A questa giostra d’infamia partecipò l’élite culturale italiana: Adriano Sofri, Dario Fo, Franca Rame, Umberto Eco, Camilla Cederna, Furio Colombo, Eugenio Scalfari, Paolo Mieli, Giorgio Bocca, Oliviero Toscano, Dacia Maraini, Gae Aulenti furono solo alcuni dei nomi che contribuirono a quella stagione di odio. Alcuni di loro nel tempo ammisero gli sbagli, altri hanno continuato con il loro violento disprezzo ideologico.
Giuseppe Ferrari Bravo, uno degli assassini di Ramelli, racconterà che alla notizia della morte del giovane, cercò di tranquillizzare i suoi compagni ricordando che in fondo nei cortei in centinaia urlavano “morte ai fascisti”. E aveva ragione, così come sui giornali o dietro le cattedre universitarie, gli intellettuali di sinistra insegnavano: “uccidere un fascista non è un reato”. E quindi cosa dovevano temere le loro coscienze? Nulla, e in fondo neanche le loro esistenze visto che furono condannati in primo grado solo per omicidio preterintenzionale; e quando due anni dopo fu riconosciuto l’omicidio volontario, solo in due si fecero la galera e solo per l’aggiunta di altri reati. I restanti scontarono pene alternative e regimi sostitutivi, rimanendo liberi.

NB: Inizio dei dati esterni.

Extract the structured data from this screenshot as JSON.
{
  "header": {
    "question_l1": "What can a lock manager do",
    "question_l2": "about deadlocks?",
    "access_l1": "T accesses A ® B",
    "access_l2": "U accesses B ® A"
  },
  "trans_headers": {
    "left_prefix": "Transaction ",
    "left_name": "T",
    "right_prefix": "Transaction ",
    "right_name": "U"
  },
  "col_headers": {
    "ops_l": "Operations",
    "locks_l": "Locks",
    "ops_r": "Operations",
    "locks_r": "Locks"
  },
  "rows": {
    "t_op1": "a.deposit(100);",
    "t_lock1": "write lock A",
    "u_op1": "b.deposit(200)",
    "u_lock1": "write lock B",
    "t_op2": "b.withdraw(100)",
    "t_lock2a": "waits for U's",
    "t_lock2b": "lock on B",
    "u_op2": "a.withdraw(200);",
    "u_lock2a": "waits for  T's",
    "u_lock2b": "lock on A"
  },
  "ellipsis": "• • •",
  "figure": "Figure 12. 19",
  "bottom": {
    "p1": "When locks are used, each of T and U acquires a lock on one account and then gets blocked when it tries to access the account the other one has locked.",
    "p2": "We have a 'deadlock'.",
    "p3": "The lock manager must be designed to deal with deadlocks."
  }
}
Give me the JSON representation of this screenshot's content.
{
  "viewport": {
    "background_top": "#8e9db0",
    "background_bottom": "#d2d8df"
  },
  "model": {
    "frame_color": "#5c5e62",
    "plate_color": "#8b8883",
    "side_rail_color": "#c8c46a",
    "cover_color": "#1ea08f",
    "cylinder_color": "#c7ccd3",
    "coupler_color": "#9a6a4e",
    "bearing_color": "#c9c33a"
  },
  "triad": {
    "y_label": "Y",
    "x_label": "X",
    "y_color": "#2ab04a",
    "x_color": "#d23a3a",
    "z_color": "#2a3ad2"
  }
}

Negli anni in cui in Italia, la borghesia e gli intellettuali di sinistra brindavano a cadaveri e champagne, in Cecoslovacchia la borghesia e gli intellettuali di Charta ‘77 morivano o finivano in esilio lottando per la libertà contro il comunismo. E forse questa la differenza che colorò di piombo gli anni ’70 incrociando il destino di Sergio Ramelli con quello di decine di ragazzi di destra e di sinistra vittime sacrificali di cattivi padri e ipocriti maestri.